Sanjay Aurora wrote an interesting blog post about using the immune system as an analogy to inspire CISOs to rethink how we do cyber security:
By understanding and continuously refining our grasp on what is inside us — the “self” and what is “normal” — the human body can detect abnormalities and respond in real-time to anything it identifies as a threat.
…We do not expect our skin to protect us from viruses — so we should not expect a firewall to stop advanced cyber threats which, in many cases, originate from the inside in the first place.
…Enterprises that have been successful in mitigating threats have acknowledged that security professionals cannot be expected to do all the heavy lifting. It is impossible to manually track and secure every part of an organisation’s network. Hence, they have turned to unsupervised machine-learning technology that mirrors the mechanism of the human immune system, allowing them to eliminate more than 18,000 serious early-stage threats globally in the past two years.
Aurora addresses two types of threats that we must identify with cyber security immune system: trust attacks and insider threats:
Today’s most savvy attackers are moving away from pure data theft or website hacking, to attacks that have a more subtle target — data integrity….attackers will use their ability to hack information systems not to just make a quick buck, but to cause long-term, reputational damage to individuals or groups by eroding trust in data itself.
Let’s not forgot the potential impact of these “Trust Attacks”:
The scenario is worrying for industries that rely heavily on public confidence. A laboratory that cannot vouch for the fidelity of medical test results, or a bank that has had account balances tampered with, are examples of organisations at risk. Governments may also fall foul of such attacks, as critical data repositories are altered and public distrust in national institutions rises. Local firms will not be immune from such attacks, especially as they digitise and consequently become more reliant on online data.
The threats within are:
…often the source of the most dangerous attacks. They are harder to detect, because they use legitimate user credentials. They can do maximum damage, because they have knowledge of and privileged access to the information required for their jobs, and can hop between network segments. A disgruntled employee looking to do damage stands a good chance through a cyber attack.

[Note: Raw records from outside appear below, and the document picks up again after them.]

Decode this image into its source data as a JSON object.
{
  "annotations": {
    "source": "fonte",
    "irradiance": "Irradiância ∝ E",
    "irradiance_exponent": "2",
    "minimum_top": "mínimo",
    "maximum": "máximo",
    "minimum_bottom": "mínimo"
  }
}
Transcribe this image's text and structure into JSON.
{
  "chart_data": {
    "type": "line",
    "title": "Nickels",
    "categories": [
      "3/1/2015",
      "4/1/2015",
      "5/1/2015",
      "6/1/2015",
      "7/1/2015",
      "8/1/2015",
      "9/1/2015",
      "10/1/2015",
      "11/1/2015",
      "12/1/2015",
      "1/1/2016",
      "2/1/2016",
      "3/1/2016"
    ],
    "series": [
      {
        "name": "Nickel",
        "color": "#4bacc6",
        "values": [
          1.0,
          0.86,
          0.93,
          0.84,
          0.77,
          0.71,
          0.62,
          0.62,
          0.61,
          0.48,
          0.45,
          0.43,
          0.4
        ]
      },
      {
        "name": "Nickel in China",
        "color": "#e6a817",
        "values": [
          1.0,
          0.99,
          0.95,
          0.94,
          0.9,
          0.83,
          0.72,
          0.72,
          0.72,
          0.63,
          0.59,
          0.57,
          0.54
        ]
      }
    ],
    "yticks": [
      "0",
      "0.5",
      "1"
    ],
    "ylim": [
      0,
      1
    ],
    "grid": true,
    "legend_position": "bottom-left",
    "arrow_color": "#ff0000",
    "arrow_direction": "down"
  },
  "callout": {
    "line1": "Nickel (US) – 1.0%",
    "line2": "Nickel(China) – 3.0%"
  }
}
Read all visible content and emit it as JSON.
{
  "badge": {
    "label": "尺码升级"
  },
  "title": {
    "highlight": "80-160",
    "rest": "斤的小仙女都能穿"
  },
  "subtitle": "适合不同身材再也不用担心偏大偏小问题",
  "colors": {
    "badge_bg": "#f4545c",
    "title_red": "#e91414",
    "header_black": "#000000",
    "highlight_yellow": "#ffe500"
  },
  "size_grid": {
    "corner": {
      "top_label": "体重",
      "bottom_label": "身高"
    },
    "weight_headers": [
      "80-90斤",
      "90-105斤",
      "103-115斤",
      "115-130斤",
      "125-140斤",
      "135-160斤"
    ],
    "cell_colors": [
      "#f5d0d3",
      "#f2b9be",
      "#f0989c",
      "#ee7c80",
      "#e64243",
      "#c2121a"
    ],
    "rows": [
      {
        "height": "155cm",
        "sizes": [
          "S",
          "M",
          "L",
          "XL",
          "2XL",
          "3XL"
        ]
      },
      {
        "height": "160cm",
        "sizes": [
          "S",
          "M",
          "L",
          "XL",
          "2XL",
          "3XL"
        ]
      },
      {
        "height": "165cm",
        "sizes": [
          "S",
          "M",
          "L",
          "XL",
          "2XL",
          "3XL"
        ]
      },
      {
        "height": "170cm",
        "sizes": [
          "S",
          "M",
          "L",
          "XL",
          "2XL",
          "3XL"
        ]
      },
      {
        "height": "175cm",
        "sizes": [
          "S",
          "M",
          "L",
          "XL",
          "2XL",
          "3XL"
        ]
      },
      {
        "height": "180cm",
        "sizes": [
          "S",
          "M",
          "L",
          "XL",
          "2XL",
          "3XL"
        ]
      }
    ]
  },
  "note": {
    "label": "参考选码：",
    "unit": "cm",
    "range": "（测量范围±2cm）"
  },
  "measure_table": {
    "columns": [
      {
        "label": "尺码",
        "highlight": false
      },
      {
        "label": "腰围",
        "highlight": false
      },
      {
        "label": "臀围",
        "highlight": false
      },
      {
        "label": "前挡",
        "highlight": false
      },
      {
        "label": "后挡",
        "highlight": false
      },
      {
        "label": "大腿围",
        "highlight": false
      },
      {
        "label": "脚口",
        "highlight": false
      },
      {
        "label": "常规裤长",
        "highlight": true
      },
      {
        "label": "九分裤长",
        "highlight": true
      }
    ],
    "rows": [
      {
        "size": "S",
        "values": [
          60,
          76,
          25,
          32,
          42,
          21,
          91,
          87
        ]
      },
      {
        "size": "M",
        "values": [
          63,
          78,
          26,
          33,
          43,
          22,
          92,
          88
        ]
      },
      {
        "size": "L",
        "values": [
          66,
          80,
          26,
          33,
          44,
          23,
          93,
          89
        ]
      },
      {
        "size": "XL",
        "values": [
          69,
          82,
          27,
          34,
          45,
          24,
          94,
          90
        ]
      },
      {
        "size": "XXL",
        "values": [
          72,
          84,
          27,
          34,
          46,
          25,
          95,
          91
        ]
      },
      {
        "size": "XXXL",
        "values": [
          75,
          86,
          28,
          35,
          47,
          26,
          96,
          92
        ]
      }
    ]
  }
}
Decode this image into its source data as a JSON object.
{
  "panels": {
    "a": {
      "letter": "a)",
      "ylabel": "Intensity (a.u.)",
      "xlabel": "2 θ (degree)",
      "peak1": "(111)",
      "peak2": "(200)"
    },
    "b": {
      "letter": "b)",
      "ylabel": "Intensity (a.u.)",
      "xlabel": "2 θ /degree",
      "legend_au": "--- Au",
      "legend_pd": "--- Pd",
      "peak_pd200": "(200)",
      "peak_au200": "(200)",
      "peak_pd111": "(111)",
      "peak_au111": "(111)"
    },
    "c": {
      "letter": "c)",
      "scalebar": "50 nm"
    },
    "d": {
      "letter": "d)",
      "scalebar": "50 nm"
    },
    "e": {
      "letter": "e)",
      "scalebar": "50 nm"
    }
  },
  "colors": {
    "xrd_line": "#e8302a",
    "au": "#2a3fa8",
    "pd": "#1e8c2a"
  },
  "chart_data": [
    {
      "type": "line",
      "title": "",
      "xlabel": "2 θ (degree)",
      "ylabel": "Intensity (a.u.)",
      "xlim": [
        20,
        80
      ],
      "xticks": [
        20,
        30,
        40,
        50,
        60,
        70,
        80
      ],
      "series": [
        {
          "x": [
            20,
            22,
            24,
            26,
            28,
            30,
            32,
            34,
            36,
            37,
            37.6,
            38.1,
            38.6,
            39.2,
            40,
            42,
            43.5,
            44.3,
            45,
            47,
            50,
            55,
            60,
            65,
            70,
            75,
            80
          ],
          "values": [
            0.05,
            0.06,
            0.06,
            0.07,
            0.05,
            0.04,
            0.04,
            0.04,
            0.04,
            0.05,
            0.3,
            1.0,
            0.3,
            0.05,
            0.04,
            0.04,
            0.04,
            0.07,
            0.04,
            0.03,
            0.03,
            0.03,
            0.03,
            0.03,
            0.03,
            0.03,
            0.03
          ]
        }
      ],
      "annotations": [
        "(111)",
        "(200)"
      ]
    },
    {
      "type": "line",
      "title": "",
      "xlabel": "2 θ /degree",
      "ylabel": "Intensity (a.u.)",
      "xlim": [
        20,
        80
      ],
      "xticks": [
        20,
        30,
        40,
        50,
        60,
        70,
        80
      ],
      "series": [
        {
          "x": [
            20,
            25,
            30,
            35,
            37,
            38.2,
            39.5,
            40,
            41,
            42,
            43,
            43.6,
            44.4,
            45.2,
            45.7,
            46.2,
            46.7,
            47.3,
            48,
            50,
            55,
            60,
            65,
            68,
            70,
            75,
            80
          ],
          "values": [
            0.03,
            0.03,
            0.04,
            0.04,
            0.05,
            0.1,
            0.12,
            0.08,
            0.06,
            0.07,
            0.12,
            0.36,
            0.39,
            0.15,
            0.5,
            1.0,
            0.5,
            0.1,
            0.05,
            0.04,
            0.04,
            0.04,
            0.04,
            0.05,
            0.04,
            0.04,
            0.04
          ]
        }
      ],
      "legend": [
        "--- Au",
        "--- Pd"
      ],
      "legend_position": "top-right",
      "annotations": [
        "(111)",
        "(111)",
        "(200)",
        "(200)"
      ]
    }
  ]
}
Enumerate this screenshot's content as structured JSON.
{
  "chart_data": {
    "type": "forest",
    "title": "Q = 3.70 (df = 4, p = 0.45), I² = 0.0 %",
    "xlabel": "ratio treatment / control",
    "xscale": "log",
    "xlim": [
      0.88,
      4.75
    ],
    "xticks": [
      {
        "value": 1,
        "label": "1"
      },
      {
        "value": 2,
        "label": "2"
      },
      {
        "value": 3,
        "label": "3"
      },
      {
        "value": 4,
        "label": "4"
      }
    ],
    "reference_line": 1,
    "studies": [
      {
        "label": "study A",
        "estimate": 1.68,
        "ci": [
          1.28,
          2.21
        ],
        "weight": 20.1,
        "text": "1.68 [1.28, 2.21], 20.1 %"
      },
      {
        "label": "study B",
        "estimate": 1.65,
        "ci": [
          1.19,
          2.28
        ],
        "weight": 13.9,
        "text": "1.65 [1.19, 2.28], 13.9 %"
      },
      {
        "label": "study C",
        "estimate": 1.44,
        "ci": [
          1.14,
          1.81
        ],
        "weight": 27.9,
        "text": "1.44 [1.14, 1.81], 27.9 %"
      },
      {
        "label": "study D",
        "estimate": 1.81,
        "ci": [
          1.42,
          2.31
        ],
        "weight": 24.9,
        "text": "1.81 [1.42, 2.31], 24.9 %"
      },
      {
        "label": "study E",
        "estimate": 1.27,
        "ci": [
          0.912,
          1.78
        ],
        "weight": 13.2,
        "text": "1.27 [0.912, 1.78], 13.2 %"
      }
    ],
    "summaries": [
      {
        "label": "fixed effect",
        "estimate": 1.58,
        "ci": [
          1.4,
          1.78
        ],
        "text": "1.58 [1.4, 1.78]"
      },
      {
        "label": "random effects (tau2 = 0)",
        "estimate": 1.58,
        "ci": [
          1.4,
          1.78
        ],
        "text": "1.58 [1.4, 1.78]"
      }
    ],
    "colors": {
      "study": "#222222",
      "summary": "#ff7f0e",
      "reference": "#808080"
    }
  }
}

But insider threats are not just staff with chips on their shoulders. Non-malicious insiders are just as much of a vulnerability as deliberate saboteurs. How many times have links been clicked before checking email addresses? Or security policy contravened to get a job done quicker, such as uploading confidential documents on less secure public file hosting services?
The Takeaways from Aurora are:
- Gain more visibility into internal systems instead of reinforce the network perimeter (i.e., skin)
- Acknowledge that you are going to have a harder time distinguishing between insiders and external attackers who have hijacked legitimate user credentials
- Have an answer to the following question: How do you stop an attacker already inside your network, before it escalates into a crisis?
- Begin researching and investing in technology that leverages unsupervised machine-learning.